Ella entendía poco al principio, cuando su demencia infausta arreciaba y sus actos dependían
de la máxima atención de los Zapana. A pocos días de su llegada de Arequipa, en la que tenía
un esposo que la violentaba diariamente y dos hijos (5 y 10 años) que, por su condición, era
incapaz de salvaguardar, en una salida familiar hacia el ala este de la ciudad, donde se
arremolinan los restaurantes campestres, abandonó a los suyos y en plena autopista se
desvistió. Descubierta de toda prenda, corrió anhelosa con las manos extendidas hacia arriba y
riéndose a cada zancada con mayor empeño, como si lo que buscara en su destino final le
obligara a ello. Luego de ese instante de arrebatamiento y revelación, buscar ayuda,
profesionales que puedan encargarse más a profundo de Susan, era lo más adecuado. Aun con
el indolente sistema de salud del país, y más en específico de la ciudad, que sobreestimaba
esas fisuras profundas, Susan, con el resquebrajamiento de su estado en su punto más álgido,
siguió un tratamiento que a corto y mediano plazo logró estabilizarla.

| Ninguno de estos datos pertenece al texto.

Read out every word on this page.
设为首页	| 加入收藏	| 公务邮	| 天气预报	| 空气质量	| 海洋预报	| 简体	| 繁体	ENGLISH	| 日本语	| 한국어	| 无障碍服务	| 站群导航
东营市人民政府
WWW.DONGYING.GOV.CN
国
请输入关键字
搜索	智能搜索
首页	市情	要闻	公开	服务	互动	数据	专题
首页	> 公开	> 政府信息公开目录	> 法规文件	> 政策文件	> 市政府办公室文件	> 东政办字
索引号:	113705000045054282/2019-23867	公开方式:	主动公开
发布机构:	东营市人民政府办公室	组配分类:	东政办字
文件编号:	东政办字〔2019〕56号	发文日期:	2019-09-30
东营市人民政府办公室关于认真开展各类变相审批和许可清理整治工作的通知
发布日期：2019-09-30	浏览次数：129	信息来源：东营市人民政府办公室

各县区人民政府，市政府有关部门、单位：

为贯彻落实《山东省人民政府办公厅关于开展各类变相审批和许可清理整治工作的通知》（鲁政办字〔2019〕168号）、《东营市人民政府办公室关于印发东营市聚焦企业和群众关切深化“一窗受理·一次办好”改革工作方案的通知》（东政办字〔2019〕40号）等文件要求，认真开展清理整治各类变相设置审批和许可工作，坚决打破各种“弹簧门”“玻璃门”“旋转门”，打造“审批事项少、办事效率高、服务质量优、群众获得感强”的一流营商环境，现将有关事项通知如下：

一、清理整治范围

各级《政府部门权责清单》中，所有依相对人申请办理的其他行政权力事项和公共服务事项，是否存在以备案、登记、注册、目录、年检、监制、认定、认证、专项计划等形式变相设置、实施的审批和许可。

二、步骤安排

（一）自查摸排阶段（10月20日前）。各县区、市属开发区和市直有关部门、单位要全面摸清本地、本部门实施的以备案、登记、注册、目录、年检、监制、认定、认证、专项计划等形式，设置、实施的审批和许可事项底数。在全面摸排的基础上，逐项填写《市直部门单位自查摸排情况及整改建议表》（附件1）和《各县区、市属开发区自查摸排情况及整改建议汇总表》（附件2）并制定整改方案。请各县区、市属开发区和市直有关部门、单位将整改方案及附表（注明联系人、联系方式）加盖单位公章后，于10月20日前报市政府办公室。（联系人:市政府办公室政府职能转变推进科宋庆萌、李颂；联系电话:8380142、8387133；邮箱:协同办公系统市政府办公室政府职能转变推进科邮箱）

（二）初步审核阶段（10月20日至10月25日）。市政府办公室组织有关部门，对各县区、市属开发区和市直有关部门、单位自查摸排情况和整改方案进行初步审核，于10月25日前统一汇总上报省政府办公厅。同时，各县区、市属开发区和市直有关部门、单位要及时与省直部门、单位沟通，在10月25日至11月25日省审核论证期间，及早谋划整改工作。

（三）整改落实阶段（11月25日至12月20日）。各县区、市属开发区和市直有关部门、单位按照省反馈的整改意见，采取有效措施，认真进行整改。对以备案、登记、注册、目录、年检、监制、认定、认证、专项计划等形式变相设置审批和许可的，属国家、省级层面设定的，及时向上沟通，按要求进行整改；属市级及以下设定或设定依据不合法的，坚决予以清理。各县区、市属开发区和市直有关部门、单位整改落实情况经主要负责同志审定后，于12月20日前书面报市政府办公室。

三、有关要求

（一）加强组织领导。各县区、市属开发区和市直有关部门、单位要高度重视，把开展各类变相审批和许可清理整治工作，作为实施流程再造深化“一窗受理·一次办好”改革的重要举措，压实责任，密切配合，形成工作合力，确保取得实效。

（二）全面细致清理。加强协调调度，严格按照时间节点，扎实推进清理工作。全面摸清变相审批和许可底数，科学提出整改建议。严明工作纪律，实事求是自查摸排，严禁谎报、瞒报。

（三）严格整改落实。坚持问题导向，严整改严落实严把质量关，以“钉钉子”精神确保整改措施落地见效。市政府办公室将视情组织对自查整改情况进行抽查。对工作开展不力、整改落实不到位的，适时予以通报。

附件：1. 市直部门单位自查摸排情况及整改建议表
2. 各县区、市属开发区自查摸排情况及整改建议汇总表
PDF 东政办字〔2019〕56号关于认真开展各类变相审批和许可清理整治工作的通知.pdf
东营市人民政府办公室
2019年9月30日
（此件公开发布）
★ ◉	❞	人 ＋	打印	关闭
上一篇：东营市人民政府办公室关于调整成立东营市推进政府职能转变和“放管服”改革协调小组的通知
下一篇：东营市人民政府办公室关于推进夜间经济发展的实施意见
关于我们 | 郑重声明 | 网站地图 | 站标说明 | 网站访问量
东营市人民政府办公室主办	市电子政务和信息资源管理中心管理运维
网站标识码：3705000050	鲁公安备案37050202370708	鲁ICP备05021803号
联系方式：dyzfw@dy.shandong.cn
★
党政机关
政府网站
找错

Las consultas mensuales con el psiquiatra en el hospital público de la ciudad correspondían el


colofón de un sistema obsoleto para adquirir citas, en la que se entremezclaban distintos
familiares que buscaban a un traumatólogo, un oculista o un pediatra. El día para estos
impacientes ciudadanos, incluidos los que velaban por Susan, iniciaba a la luz de la luna, en el
noctámbulo pasillo que se formaba entre mantas que cubrían cuerpos enteros y bancos que
los sostenían, más aún en el gélido invierno, redoblado a esas horas por la humedad.
Culminaba con los primeros claros, cuando, por suerte, aún quedaban vacantes para una cita
en cual o tal consultorio; o cuando desde uno de los parlantes anclados en los laterales de las
ventanillas informaban la extinción de la posibilidad de entrar a consulta ese mismo día.

Susan, siempre sonriente, canta y baila, juega con sus manos. No la ven como el elemento
sórdido del hogar. Los de abajo se le han unido.